Because of this man’s claims, former US Secretary of State Colin Powell raised the issue at the United Nations. However, the US government issued a ‘notice’ saying that this information cannot be trusted.
Another news source, codenamed ‘Curveball’, relied on by the US and UK governments, also gives information about the lab.
Investigation of weapons of mass destruction
A few weeks before the 2003 war, I visited the village of Halabsa in northern Iraq. I heard locals talk about the day in 1988 when Saddam Hussein’s forces dropped chemical weapons on them.
A top Iraqi scientist later told me that in the early 1990s Saddam had ordered the destruction of most of the WMD (weapons of collective destruction) program in the hope of getting a positive response from UN weapons inspectors.
The Iraqi leader may have later restarted the program, the scientist said. But Iraq secretly destroyed everything. It is also believed that Iraq concocted the hoax to convince itself that it had something it could use against neighboring Iran.
Because of this, when Iraq was later asked for proof that it had destroyed everything, the country could not provide it.
In late 2002, UN inspectors returned to Iraq to investigate weapons of mass destruction.
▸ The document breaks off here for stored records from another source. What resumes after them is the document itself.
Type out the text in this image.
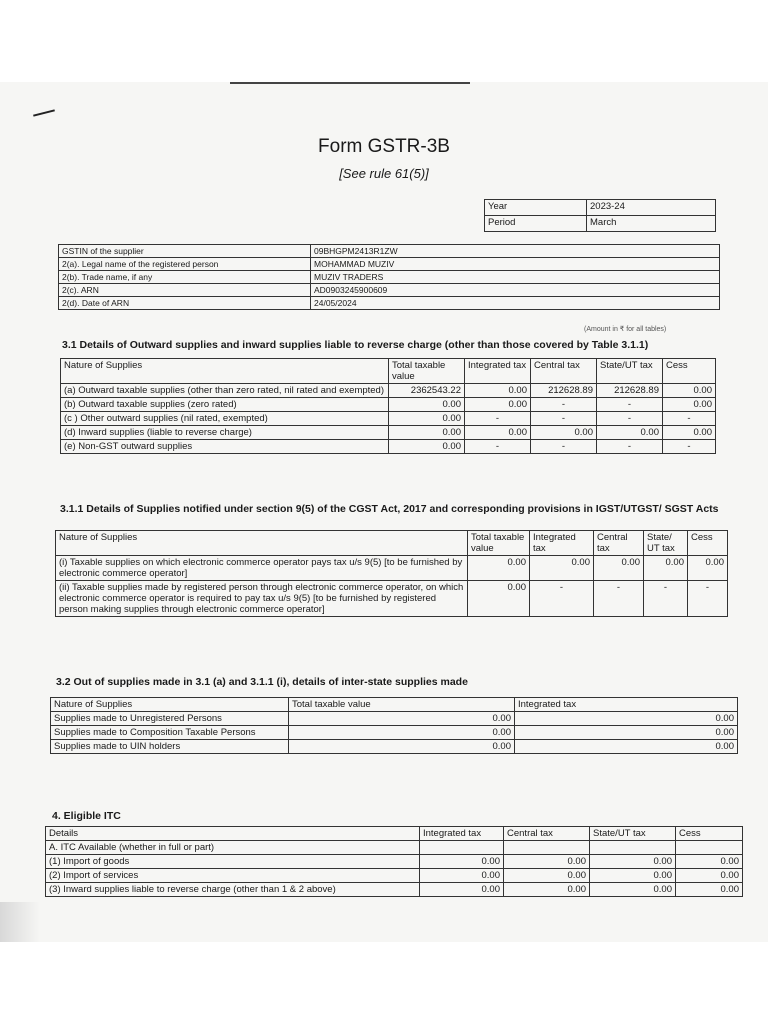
Form GSTR-3B
[See rule 61(5)]
Year	2023-24
Period	March
GSTIN of the supplier	09BHGPM2413R1ZW
2(a). Legal name of the registered person	MOHAMMAD MUZIV
2(b). Trade name, if any	MUZIV TRADERS
2(c). ARN	AD0903245900609
2(d). Date of ARN	24/05/2024
(Amount in ₹ for all tables)
3.1 Details of Outward supplies and inward supplies liable to reverse charge (other than those covered by Table 3.1.1)
Nature of Supplies	Total taxable value	Integrated tax	Central tax	State/UT tax	Cess
(a) Outward taxable supplies (other than zero rated, nil rated and exempted)	2362543.22	0.00	212628.89	212628.89	0.00
(b) Outward taxable supplies (zero rated)	0.00	0.00	-	-	0.00
(c ) Other outward supplies (nil rated, exempted)	0.00	-	-	-	-
(d) Inward supplies (liable to reverse charge)	0.00	0.00	0.00	0.00	0.00
(e) Non-GST outward supplies	0.00	-	-	-	-
3.1.1 Details of Supplies notified under section 9(5) of the CGST Act, 2017 and corresponding provisions in IGST/UTGST/ SGST Acts
Nature of Supplies	Total taxable value	Integrated tax	Central tax	State/ UT tax	Cess
(i) Taxable supplies on which electronic commerce operator pays tax u/s 9(5) [to be furnished by electronic commerce operator]	0.00	0.00	0.00	0.00	0.00
(ii) Taxable supplies made by registered person through electronic commerce operator, on which electronic commerce operator is required to pay tax u/s 9(5) [to be furnished by registered person making supplies through electronic commerce operator]	0.00	-	-	-	-
3.2 Out of supplies made in 3.1 (a) and 3.1.1 (i), details of inter-state supplies made
Nature of Supplies	Total taxable value	Integrated tax
Supplies made to Unregistered Persons	0.00	0.00
Supplies made to Composition Taxable Persons	0.00	0.00
Supplies made to UIN holders	0.00	0.00
4. Eligible ITC
Details	Integrated tax	Central tax	State/UT tax	Cess
A. ITC Available (whether in full or part)				
(1) Import of goods	0.00	0.00	0.00	0.00
(2) Import of services	0.00	0.00	0.00	0.00
(3) Inward supplies liable to reverse charge (other than 1 & 2 above)	0.00	0.00	0.00	0.00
Some of them told the BBC that they remembered sites that had been pointed out by the West as secret mobile laboratories.
In January 2003 Tony Blair joked to Sir Richard “My future is in your hands as the pressure to find evidence of weapons of mass destruction increases.”
“It was very depressing at the time,” recalls Sir Richard.
Sir Richard accuses UN weapons inspectors of being “incompetent”.
Hans Blix, head of UN chemical and biological investigations, told the BBC that until early 2003 he too believed the weapons were present. But when the secret information was received, doubts arose about its existence. Proof took some more time. But he couldn’t get it.
”Until March 2003 no serious evidence was found, but there was no way to stop the war. No WMD have been found since then. Everything fell apart,” recalled a former MI6 officer of an internal review of a post-war source.
This was to have profound and lasting consequences for both spies and politicians.